Deployments & StatefulSets
Pods are ephemeral — they can be killed, evicted, or rescheduled at any time. You never create pods directly in production. Instead, you use workload controllers that manage pods for you: Deployments for stateless applications, StatefulSets for stateful applications, DaemonSets for node-level agents, and Jobs for batch processing.
Deployments
A Deployment is the most common workload controller. It manages a set of identical pods, handles rolling updates, and supports rollback.
How Deployments Work
A Deployment does not manage pods directly. It manages ReplicaSets, which manage pods:
Deployment
│
├── ReplicaSet (revision 3, current) ── Pod, Pod, Pod
├── ReplicaSet (revision 2, old) ── (0 pods, scaled down)
└── ReplicaSet (revision 1, old) ── (0 pods, scaled down)When you update a Deployment, it creates a new ReplicaSet and gradually scales it up while scaling down the old ReplicaSet:
Time 0: RS-old (3 pods) RS-new (0 pods)
Time 1: RS-old (3 pods) RS-new (1 pod) ← new pod starts
Time 2: RS-old (2 pods) RS-new (1 pod) ← old pod terminates
Time 3: RS-old (2 pods) RS-new (2 pods) ← new pod starts
Time 4: RS-old (1 pod) RS-new (2 pods) ← old pod terminates
Time 5: RS-old (1 pod) RS-new (3 pods) ← new pod starts
Time 6: RS-old (0 pods) RS-new (3 pods) ← old pod terminates (done)Complete Deployment Manifest
apiVersion: apps/v1
kind: Deployment
metadata:
name: web-app
namespace: production
labels:
app: web-app
team: platform
annotations:
deployment.kubernetes.io/revision: "1"
spec:
replicas: 3
revisionHistoryLimit: 10 # Keep 10 old ReplicaSets for rollback
# How the Deployment selects pods to manage
selector:
matchLabels:
app: web-app
# Rolling update strategy
strategy:
type: RollingUpdate
rollingUpdate:
maxSurge: 1 # Allow 1 extra pod during update (4 total)
maxUnavailable: 0 # Never have fewer than 3 ready pods
# Minimum time a pod must be ready before the rollout continues
minReadySeconds: 10
# How long to wait for a rollout to progress before considering it failed
progressDeadlineSeconds: 600 # 10 minutes
template:
metadata:
labels:
app: web-app
version: v1.2.3
annotations:
prometheus.io/scrape: "true"
prometheus.io/port: "9090"
spec:
serviceAccountName: web-app
terminationGracePeriodSeconds: 60
containers:
- name: app
image: my-app:v1.2.3
ports:
- containerPort: 3000
name: http
readinessProbe:
httpGet:
path: /ready
port: http
periodSeconds: 5
failureThreshold: 3
livenessProbe:
httpGet:
path: /healthz
port: http
initialDelaySeconds: 15
periodSeconds: 10
resources:
requests:
cpu: 100m
memory: 256Mi
limits:
memory: 512Mi
lifecycle:
preStop:
exec:
command: ["/bin/sh", "-c", "sleep 5"]Rolling Update Strategies
The maxSurge and maxUnavailable settings control the speed and safety of a rolling update:
maxSurge: 1, maxUnavailable: 0 (safest, slowest)

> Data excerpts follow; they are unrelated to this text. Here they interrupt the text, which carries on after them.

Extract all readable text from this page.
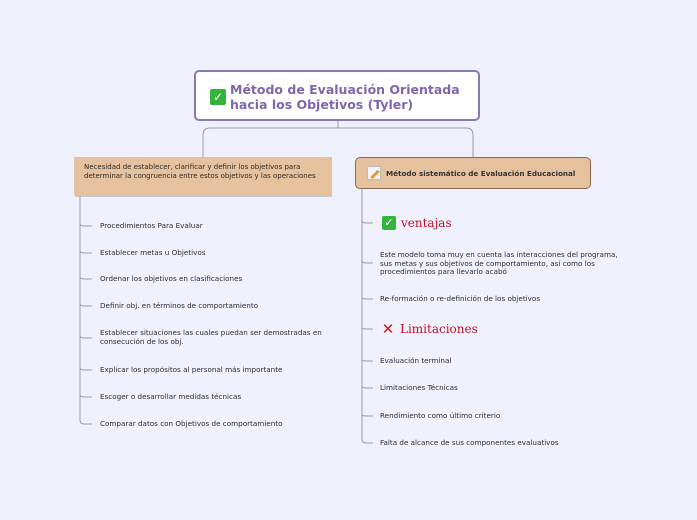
✓ Método de Evaluación Orientada hacia los Objetivos (Tyler)
Necesidad de establecer, clarificar y definir los objetivos para determinar la congruencia entre estos objetivos y las operaciones	Método sistemático de Evaluación Educacional
Procedimientos Para Evaluar
Establecer metas u Objetivos
Ordenar los objetivos en clasificaciones
Definir obj. en términos de comportamiento
Establecer situaciones las cuales puedan ser demostradas en consecución de los obj.
Explicar los propósitos al personal más importante
Escoger o desarrollar medidas técnicas
Comparar datos con Objetivos de comportamiento
✓ ventajas
Este modelo toma muy en cuenta las interacciones del programa, sus metas y sus objetivos de comportamiento, así como los procedimientos para llevarlo acabó
Re-formación o re-definición de los objetivos
✕ Limitaciones
Evaluación terminal
Limitaciones Técnicas
Rendimiento como último criterio
Falta de alcance de sus componentes evaluativos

────────────────────────────────────────────
Always have at least 3 ready pods.
At most 4 pods exist at any time.
No capacity loss during deployment.
Use for: Production services where you cannot afford reduced capacity.
maxSurge: 0, maxUnavailable: 1 (no extra resources needed)
────────────────────────────────────────────
Always have at most 3 pods total.
At least 2 pods are ready at any time.
Saves resources but reduces capacity during deployment.
Use for: Resource-constrained clusters.
maxSurge: 25%, maxUnavailable: 25% (Kubernetes default, balanced)
────────────────────────────────────────────
For 10 replicas: at most 13 pods exist, at least 8 are ready.
Good balance of speed and safety.
Use for: Most production services with sufficient headroom.
maxSurge: 100%, maxUnavailable: 0 (fastest, most resources)
────────────────────────────────────────────
Creates all new pods before terminating old ones (blue-green style).
Requires double the resources temporarily.
Use for: When deployment speed matters and resources are available.Rollback
Kubernetes keeps old ReplicaSets (controlled by revisionHistoryLimit) so you can roll back:
# View rollout history
kubectl rollout history deployment/web-app
# View a specific revision
kubectl rollout history deployment/web-app --revision=3
# Roll back to the previous version
kubectl rollout undo deployment/web-app
# Roll back to a specific revision
kubectl rollout undo deployment/web-app --to-revision=2
# Check rollout status
kubectl rollout status deployment/web-app
# Pause a rollout (useful for canary-style manual checks)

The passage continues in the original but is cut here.